Apoptosis of leukemia cells induced by CD34+ cells transferred exogenous Fas ligand.
- Author:
Juan XIAO
1
;
Ping ZOU
;
Zhongwen LIU
;
Zhongbo HU
;
Lingbo LIU
Author Information
1. Institute of Hematology, Xiehe Hospital, Tongji Medical College, Huazhong University of Science and Technology, Wuhan 430022.

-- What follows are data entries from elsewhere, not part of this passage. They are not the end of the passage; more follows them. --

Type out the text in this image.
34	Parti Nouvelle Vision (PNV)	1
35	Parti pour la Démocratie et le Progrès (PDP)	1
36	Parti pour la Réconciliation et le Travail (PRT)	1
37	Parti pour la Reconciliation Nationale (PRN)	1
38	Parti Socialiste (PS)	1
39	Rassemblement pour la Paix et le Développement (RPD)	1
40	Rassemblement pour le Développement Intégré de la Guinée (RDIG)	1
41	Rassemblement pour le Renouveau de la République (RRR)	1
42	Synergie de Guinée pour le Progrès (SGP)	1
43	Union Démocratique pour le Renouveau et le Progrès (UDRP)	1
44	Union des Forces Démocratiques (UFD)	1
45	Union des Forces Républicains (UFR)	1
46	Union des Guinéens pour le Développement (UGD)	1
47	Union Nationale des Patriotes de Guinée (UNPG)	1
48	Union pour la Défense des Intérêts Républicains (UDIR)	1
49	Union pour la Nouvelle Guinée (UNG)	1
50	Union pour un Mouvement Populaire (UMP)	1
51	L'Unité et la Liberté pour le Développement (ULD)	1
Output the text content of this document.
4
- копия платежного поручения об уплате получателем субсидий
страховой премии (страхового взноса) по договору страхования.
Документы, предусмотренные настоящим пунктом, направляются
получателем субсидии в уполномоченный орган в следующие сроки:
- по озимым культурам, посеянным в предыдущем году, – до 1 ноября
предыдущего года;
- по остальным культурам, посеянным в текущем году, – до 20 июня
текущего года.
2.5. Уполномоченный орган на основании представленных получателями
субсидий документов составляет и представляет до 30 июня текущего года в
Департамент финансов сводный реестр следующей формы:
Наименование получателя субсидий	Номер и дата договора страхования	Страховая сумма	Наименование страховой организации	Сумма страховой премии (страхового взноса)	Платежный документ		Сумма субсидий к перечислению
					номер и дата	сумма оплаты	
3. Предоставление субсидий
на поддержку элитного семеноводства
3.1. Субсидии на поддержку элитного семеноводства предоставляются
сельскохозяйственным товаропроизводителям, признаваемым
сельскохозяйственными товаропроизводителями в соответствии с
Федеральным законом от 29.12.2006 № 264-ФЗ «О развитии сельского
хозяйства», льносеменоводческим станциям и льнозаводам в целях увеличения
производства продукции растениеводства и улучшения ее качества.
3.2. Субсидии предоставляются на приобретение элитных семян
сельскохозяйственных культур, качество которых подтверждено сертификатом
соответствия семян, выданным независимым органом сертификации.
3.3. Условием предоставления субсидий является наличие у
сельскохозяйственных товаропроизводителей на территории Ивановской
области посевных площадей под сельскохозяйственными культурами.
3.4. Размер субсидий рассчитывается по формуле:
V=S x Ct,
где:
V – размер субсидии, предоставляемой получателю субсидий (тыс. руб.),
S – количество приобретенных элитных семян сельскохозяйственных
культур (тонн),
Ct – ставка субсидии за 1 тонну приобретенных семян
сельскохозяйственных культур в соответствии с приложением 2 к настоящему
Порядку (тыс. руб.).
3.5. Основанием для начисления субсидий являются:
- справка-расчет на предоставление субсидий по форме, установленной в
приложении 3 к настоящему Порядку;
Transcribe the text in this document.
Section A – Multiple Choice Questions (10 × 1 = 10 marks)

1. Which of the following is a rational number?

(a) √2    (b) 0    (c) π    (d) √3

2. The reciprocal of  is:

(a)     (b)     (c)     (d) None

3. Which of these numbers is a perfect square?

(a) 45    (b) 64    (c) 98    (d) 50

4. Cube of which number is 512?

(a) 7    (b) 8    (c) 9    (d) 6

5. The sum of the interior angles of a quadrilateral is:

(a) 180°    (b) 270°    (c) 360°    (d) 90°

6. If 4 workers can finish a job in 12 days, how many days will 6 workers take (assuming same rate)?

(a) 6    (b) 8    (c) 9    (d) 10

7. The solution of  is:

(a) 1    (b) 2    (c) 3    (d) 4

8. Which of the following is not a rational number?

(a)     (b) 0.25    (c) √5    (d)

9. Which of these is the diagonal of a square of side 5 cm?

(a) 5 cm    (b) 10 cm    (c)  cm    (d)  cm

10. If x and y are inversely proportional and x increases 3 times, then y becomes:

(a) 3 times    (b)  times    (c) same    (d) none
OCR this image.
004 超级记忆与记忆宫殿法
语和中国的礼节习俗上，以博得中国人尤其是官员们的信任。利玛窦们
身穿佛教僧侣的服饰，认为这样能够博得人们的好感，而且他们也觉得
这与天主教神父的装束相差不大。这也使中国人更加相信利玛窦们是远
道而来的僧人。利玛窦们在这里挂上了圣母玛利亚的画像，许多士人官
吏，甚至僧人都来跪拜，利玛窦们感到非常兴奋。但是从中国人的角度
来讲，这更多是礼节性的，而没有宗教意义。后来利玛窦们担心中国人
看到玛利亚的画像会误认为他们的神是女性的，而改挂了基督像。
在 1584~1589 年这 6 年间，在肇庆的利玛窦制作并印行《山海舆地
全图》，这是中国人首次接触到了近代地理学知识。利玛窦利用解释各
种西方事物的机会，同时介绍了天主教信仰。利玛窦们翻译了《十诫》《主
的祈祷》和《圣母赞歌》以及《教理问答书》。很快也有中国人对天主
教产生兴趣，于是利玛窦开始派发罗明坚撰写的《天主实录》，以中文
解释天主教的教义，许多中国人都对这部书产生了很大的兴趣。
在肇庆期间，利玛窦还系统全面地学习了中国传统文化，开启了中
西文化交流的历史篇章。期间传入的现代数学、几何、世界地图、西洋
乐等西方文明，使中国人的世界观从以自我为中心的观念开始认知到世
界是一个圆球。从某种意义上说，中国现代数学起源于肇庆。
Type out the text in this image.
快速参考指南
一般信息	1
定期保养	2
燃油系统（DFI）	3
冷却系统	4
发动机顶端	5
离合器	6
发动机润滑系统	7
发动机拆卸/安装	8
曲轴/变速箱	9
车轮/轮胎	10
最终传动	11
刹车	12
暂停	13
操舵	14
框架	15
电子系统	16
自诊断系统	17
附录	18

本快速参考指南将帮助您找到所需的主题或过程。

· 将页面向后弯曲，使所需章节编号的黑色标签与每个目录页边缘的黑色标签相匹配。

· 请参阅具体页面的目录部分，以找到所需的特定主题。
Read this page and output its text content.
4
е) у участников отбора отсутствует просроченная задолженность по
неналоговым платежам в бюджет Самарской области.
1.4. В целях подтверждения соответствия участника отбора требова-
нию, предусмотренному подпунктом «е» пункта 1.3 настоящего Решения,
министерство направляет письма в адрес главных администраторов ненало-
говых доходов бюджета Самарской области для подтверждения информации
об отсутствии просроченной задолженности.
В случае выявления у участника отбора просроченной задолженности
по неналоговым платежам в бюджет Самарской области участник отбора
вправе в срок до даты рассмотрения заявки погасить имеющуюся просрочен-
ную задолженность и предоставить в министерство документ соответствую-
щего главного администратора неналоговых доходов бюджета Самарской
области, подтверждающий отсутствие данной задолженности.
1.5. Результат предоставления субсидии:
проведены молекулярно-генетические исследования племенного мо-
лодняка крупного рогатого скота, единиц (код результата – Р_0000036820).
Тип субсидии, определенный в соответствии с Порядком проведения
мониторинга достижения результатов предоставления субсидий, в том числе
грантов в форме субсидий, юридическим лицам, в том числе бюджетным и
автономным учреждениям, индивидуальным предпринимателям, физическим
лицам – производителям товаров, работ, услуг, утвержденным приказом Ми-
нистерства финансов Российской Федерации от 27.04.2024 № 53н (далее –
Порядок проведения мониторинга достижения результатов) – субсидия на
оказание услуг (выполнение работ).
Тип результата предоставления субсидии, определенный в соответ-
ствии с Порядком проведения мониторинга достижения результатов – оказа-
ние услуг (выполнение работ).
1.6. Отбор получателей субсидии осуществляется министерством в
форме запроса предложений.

- Publication Type:Journal Article
- MeSH:
Antigens, CD34;
analysis;
Apoptosis;
drug effects;
Cell Communication;
physiology;
Cytarabine;
pharmacology;
DNA, Complementary;
genetics;
Daunorubicin;
pharmacology;
Fas Ligand Protein;
Humans;
Membrane Glycoproteins;
genetics;
Mitomycin;
pharmacology;
Transfection;
U937 Cells;
fas Receptor;
genetics;
metabolism
- From:
Journal of Huazhong University of Science and Technology (Medical Sciences)
2002;22(3):197-199
- CountryChina
- Language:English
-
Abstract:
To assess the value of CD34+ cells transferred exogenous Fas ligand (FasL) in inducing apoptosis of human leukemic cells, the CD34+ cells transfected with FasL or without, pretreated with mitomycin C, was mixed with leukemic cell line U937 cells in presence or absence of daunorubicin (DNR) or cytosine arabinoside (Ara-C). After 18 h, apoptosis of cells was detected by FCM and TUNEL. Induced for 18 h by CD34+ cells transfected with FasL or without, the ratio of apoptosis of U937 cells was (5.0 +/- 1.3)%, (10.8 +/- 0.6)% (P < 0.01), respectively. Induced by FasL+ CD34+ + DNR, FasL+ CD34+ + Ara-C, the ratio was (13.4 +/- 1.0)% (P < 0.05), (17.9 +/- 1.3)% (P < 0.01), respectively. The result demonstrated that CD34+ cells transfected with exogenous FasL could induce apoptosis of human leukemic cells and showed a cytotoxic synergistic effect when used in combination with chemotherapeutic drugs, suggesting that it was possible to develop a new method in treatment of leukemia.